Between 2000 to 2014, clothing production doubled as the yearly number of clothing purchases of the average consumer increased by 60%. Demand fuels supply and in an age where we are constantly exposed to advertising, the demand is insatiable. Éanna worries about the impact influencer marketing is having on young people and their approach to sustainability. “The aggressive advertising of [fast fashion] brands really concerns me since I can see how young clothes shoppers can be lured in by the flashy camera work, gorgeous insta-glam styled models and upbeat music,” she illustrates, “it’s eye-catching but behind the shiny veneer it’s nothing more than cheap clothing that will be out of style in 6 months time.”

The curse of influencer culture and the hyper-online lives we feel obliged to lead; the vow that outfit repeating is a sin; if you wore it on Instagram it becomes a pariah of your wardrobe, never to be seen again. Is it possible to make our online connections climate-saving? Éanna hopes more conscious slow-fashion influencers will come to the fore of our feeds, but she is reluctant to commit to her idealism. “I guess there isn’t much money to be made from [promoting slow fashion]”, Éanna dejects, “Sustainability is bad for business.”

Michaela from Nu Wardrobe echoes Éanna in her description of our stigmatised and unsustainable sin of ‘outfit-repeating.’ She describes the current state of our wardrobes — we only use about 20% of it regularly, the rest remains a rainy-day fund of dresses, coats and questionable jumpers you swear will get another wear. The Nu Wardrobe seeks to fulfill Éanna’s desires to build a movement around slow fashion however, with sustainability being the centre of the business rather than a thorn in its side. Nu’s website pledges that borrowing instead of buying will get you a ‘nu’ wardrobe without it costing the earth. The Beta trial began in 2017 and founded communities in Dublin, Cork, Cambridge, Oxford, Maynooth and East London . Volunteer brand ambassadors took a leaf out of the influencer book and promoted the platform online and in-person, getting people to start sharing clothes and organising slow fashion events. Online, people upload their outfits and others can request to borrow them for just 50 cent a piece.

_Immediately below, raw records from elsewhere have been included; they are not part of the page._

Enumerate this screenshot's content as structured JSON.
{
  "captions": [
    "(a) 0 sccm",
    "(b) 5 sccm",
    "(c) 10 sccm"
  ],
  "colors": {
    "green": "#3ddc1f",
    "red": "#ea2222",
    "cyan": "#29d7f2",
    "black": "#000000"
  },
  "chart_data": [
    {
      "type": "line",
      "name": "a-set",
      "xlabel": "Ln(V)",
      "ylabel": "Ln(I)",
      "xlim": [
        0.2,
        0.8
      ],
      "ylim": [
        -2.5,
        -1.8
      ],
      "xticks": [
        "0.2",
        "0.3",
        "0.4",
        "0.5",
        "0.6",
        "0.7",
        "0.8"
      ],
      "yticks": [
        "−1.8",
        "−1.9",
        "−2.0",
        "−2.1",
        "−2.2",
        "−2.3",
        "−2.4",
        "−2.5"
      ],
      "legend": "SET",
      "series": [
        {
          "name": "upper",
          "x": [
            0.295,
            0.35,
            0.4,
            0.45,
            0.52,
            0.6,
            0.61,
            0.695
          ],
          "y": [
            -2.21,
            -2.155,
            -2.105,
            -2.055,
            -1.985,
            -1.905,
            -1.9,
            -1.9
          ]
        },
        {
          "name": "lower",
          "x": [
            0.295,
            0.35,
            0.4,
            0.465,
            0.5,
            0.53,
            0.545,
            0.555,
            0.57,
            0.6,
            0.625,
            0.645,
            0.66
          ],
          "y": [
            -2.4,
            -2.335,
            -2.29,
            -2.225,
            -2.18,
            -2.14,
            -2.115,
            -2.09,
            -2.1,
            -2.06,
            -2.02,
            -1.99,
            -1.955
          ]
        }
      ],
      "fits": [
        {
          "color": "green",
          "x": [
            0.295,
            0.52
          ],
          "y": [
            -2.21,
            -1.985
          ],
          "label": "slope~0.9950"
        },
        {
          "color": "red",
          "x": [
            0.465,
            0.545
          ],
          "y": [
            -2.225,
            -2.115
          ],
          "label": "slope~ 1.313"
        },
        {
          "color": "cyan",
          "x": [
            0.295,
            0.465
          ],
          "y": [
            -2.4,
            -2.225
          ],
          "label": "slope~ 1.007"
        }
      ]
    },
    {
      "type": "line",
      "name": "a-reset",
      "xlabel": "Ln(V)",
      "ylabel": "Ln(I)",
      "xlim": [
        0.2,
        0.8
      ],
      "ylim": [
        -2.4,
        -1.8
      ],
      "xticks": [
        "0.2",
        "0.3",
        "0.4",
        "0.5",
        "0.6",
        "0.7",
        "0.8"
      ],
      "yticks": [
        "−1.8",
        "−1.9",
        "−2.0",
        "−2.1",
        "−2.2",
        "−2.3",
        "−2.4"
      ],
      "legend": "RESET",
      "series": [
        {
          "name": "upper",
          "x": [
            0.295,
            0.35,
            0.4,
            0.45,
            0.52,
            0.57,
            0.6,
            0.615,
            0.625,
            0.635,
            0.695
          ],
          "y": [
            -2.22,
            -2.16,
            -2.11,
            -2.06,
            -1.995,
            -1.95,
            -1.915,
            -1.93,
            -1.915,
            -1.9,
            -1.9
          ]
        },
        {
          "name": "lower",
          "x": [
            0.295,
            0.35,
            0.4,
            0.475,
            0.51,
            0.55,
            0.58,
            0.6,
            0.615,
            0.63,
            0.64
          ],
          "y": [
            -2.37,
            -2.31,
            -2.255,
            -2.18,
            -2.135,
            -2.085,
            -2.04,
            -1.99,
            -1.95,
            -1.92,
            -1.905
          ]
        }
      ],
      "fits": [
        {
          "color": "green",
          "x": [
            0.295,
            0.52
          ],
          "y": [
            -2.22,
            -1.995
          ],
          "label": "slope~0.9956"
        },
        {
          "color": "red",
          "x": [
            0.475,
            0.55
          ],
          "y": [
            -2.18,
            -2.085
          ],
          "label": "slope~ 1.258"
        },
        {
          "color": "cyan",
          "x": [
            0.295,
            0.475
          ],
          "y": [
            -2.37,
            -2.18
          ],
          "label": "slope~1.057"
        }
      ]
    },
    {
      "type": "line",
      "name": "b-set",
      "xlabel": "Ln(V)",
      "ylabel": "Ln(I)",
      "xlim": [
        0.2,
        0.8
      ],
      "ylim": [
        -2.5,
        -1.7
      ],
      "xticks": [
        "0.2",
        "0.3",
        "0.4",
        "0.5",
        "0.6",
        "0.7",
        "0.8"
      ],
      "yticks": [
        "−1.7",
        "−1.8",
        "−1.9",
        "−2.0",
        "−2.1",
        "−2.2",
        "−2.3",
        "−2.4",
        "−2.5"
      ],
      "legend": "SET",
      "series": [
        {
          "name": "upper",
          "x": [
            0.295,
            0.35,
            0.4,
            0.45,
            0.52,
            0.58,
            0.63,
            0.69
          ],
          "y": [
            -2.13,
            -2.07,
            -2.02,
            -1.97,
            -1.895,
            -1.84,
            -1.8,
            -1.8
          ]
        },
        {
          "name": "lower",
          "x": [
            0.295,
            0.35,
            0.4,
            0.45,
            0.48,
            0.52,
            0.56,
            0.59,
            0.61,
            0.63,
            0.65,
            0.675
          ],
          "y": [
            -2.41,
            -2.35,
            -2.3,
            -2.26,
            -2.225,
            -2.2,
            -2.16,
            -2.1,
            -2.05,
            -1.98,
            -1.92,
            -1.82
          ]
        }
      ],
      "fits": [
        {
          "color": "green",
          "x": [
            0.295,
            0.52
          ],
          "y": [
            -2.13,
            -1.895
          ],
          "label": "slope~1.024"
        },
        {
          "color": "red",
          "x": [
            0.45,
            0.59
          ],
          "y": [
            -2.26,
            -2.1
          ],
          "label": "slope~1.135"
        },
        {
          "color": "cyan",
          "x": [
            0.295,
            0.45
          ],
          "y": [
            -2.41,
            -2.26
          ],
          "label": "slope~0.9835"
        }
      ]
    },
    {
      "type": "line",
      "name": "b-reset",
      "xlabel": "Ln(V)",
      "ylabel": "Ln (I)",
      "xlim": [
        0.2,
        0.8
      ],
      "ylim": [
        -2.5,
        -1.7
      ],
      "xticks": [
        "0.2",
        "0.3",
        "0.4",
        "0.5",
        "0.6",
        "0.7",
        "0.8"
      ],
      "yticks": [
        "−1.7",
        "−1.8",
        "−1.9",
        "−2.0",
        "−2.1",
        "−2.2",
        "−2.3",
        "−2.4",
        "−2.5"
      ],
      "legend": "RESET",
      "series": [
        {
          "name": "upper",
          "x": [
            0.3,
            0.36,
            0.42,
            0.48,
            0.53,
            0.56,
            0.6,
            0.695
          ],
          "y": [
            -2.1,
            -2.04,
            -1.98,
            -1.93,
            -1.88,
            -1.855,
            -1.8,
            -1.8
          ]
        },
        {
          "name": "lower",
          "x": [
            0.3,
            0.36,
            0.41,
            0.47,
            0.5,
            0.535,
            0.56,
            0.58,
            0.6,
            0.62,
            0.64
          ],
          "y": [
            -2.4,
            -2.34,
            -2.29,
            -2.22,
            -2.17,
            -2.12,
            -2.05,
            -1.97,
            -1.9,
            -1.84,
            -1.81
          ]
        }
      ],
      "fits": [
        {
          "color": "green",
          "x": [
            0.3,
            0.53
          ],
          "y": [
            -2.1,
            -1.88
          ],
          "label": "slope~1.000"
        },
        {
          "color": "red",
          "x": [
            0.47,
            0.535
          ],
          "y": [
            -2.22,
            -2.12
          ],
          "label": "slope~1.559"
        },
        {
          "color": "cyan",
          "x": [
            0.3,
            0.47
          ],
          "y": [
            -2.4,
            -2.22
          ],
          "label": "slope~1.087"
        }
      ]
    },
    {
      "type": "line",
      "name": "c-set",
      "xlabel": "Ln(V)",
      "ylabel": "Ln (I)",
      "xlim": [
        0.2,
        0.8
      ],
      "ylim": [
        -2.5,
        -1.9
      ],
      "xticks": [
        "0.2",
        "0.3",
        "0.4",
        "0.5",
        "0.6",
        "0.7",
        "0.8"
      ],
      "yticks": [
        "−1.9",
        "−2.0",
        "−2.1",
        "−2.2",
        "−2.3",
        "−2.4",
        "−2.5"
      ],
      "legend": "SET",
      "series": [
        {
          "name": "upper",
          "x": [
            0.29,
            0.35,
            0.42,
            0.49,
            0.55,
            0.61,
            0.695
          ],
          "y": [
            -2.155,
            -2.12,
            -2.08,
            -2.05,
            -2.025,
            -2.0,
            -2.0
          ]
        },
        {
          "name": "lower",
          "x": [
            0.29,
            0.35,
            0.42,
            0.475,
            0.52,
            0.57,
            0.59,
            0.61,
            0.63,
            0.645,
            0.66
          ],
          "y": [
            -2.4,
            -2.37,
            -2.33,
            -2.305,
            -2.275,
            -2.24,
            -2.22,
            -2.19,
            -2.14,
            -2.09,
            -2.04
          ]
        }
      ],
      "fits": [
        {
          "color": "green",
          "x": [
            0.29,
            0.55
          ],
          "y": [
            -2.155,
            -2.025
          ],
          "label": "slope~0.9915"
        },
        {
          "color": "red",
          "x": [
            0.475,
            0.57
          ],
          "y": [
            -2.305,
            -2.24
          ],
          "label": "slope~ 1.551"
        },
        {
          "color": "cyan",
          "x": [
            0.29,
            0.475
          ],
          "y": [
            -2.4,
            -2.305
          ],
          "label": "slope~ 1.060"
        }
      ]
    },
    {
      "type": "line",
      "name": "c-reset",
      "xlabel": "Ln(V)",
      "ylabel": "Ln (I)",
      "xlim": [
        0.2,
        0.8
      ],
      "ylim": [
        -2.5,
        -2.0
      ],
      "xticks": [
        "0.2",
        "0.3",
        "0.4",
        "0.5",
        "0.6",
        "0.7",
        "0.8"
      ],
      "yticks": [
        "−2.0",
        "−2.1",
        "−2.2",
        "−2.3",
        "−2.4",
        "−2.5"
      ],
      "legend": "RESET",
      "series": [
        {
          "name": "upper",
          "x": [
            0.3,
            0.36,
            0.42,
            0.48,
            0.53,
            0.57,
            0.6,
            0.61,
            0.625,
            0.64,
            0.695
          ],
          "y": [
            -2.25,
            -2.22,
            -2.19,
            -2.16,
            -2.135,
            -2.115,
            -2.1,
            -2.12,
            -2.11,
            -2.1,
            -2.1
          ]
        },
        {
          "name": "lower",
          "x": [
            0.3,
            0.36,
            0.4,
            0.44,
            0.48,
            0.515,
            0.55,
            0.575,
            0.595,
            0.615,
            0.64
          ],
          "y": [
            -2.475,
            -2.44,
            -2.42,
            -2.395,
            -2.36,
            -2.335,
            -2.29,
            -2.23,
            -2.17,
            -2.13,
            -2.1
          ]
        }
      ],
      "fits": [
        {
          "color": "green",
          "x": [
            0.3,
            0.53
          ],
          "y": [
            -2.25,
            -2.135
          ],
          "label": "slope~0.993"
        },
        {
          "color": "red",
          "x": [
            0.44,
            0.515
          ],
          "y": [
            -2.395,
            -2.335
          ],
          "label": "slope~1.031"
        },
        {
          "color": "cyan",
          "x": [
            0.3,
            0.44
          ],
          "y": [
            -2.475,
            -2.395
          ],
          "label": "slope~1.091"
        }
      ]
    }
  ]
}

It is a movement which is infectious, those of us who are reluctant to give away our most sentimental pieces are able to lend them, and those who are partial to that new-clothes feeling are able to borrow and feel it guilt-free. “It’s constantly growing,” Michaela says, with an app-version of the platform having just been granted funding.

While self-care might always err on the side of retail therapy-style indulgence, self-preservation means saying no to fast fashion. If it is not the yearly 92 million tons of waste the industry adds to landfills each year that disturbs you, perhaps it is the ethical implications of affordability. In economically-exploited places such as Bangladesh, over 50% of workers are not paid minimum wage, and when they are, men are more likely to receive it over women and children. A new fast fashion purchase which harms those who make it is not worth the adrenalin, or the cleaved out bank account. “Fast fashion is like fast food,” Livia Firth has said, “after the sugar rush it just leaves a bad taste in your mouth.”

Nu is rejecting the fashion commandments of following fast-paced trends. The only rules now? “Look good, save money, reduce waste.”